Din bu ülkenin çimentosuyken, birleştirici unsuruyken, sen tutar pratikte dinsizlik ve din düşmanlığı anlamına gelen bir laiklik propagandası ve uygulaması yaparsan, adam tam laik olur, üstüne de Marksizm sosu döker, biraz da devrimcilik ekler, ondan sonra “Ben bu terör sorununu nasıl çözerim” diye düşünür durursun.

*

Devletin din kurallarına uydurulmaması ifadesi de yanlış yorumlanmaya ve istismara açık bir düşünceyi yansıtmaktadır.

Din sana “İnsanların canına, malına, namusuna göz dikme, tecavüz etme” diyorsa, sen de devlet olarak bu kötülükleri yasaklamaya çalışıyorsan, bu, laikliğe aykırı mıdır? 

Devleti din kurallarına uydurmak mıdır? 

Peki neden devletin dinsizlik kurallarına uydurulmaması diye bir düşünceyi dile getirmiyoruz?

*

Öte yandan, bugün, Batı’da “sosyal devlet” kavramı geliştirilmiş bulunduğu için bunu alıp anayasamıza eklemişiz.

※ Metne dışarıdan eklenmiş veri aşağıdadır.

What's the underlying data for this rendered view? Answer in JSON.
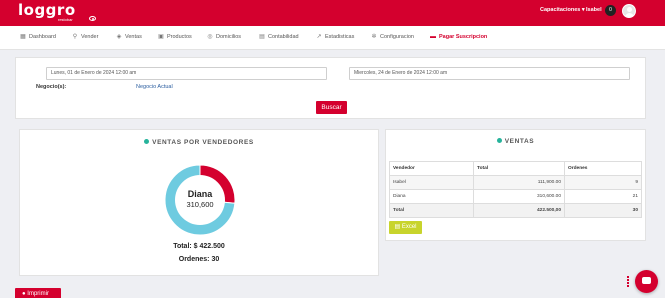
{
  "topbar": {
    "logo_text": "loggro",
    "logo_sub": "restobar",
    "menu_label": "Capacitaciones",
    "user_name": "Isabel",
    "notification_count": "0",
    "bg_color": "#d4002e"
  },
  "nav": {
    "items": [
      {
        "label": "Dashboard",
        "icon": "dashboard-icon"
      },
      {
        "label": "Vender",
        "icon": "vender-icon"
      },
      {
        "label": "Ventas",
        "icon": "tag-icon"
      },
      {
        "label": "Productos",
        "icon": "box-icon"
      },
      {
        "label": "Domicilios",
        "icon": "motorbike-icon"
      },
      {
        "label": "Contabilidad",
        "icon": "document-icon"
      },
      {
        "label": "Estadisticas",
        "icon": "chart-line-icon"
      },
      {
        "label": "Configuracion",
        "icon": "gear-icon"
      },
      {
        "label": "Pagar Suscripcion",
        "icon": "card-icon"
      }
    ],
    "active_index": 8
  },
  "filter": {
    "date_from": "Lunes, 01 de Enero de 2024 12:00 am",
    "date_to": "Miercoles, 24 de Enero de 2024 12:00 am",
    "business_label": "Negocio(s):",
    "business_value": "Negocio Actual",
    "search_button": "Buscar"
  },
  "sales_by_seller": {
    "title": "VENTAS POR VENDEDORES",
    "center_name": "Diana",
    "center_value": "310,600",
    "total_text": "Total: $ 422.500",
    "orders_text": "Ordenes: 30"
  },
  "chart_data": {
    "type": "pie",
    "categories": [
      "Isabel",
      "Diana"
    ],
    "values": [
      111900,
      310600
    ],
    "colors": [
      "#d4002e",
      "#6ecbe0"
    ]
  },
  "sales_table": {
    "title": "VENTAS",
    "columns": [
      "Vendedor",
      "Total",
      "Ordenes"
    ],
    "rows": [
      {
        "seller": "Isabel",
        "total": "111,900.00",
        "orders": "9"
      },
      {
        "seller": "Diana",
        "total": "310,600.00",
        "orders": "21"
      }
    ],
    "total_row": {
      "label": "Total",
      "total": "422.500,00",
      "orders": "30"
    },
    "excel_button": "Excel"
  },
  "footer": {
    "print_button": "Imprimir"
  }
}
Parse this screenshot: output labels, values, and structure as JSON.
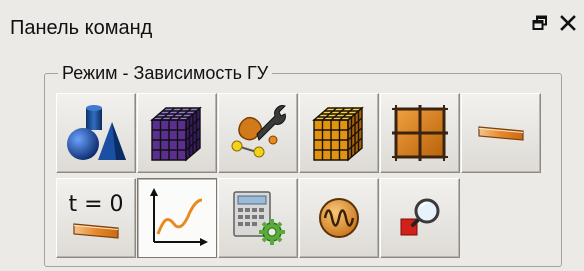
{
  "window": {
    "title": "Панель команд",
    "controls": [
      {
        "icon": "float-window-icon"
      },
      {
        "icon": "close-icon",
        "label": "✕"
      }
    ]
  },
  "group": {
    "label": "Режим - Зависимость ГУ"
  },
  "buttons": [
    {
      "id": "geometry",
      "icon": "geometry-primitives-icon",
      "selected": false
    },
    {
      "id": "mesh",
      "icon": "purple-mesh-cube-icon",
      "selected": false
    },
    {
      "id": "tools",
      "icon": "wrench-settings-icon",
      "selected": false
    },
    {
      "id": "solid-mesh",
      "icon": "orange-mesh-cube-icon",
      "selected": false
    },
    {
      "id": "grid-2d",
      "icon": "grid-panel-icon",
      "selected": false
    },
    {
      "id": "boundary",
      "icon": "boundary-layer-icon",
      "selected": false
    },
    {
      "id": "initial-condition",
      "icon": "initial-condition-icon",
      "text": "t = 0",
      "selected": false
    },
    {
      "id": "dependency",
      "icon": "dependency-curve-icon",
      "selected": true
    },
    {
      "id": "calculator",
      "icon": "calculator-gear-icon",
      "selected": false
    },
    {
      "id": "oscillation",
      "icon": "oscillation-icon",
      "selected": false
    },
    {
      "id": "inspect",
      "icon": "magnifier-inspect-icon",
      "selected": false
    }
  ]
}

Bu kavram ya da anlayış, 20. yüzyılda ortaya çıktı. 

Kapitalist sistemin düşünce temelini oluşturan liberal felsefeden esinlenen “jandarma devlet” anlayışı, devletin görevlerini ülkeyi dışarıya karşı savunma ve yurt içinde düzen ve güvenliği sağlamaktan ibaret görmekte; devletin ekonomik hayata müdahalesini sadece gereksiz değil, aynı zamanda ekonominin doğal kanunlarının işleyişini bozucu nitelikte saymaktaydı.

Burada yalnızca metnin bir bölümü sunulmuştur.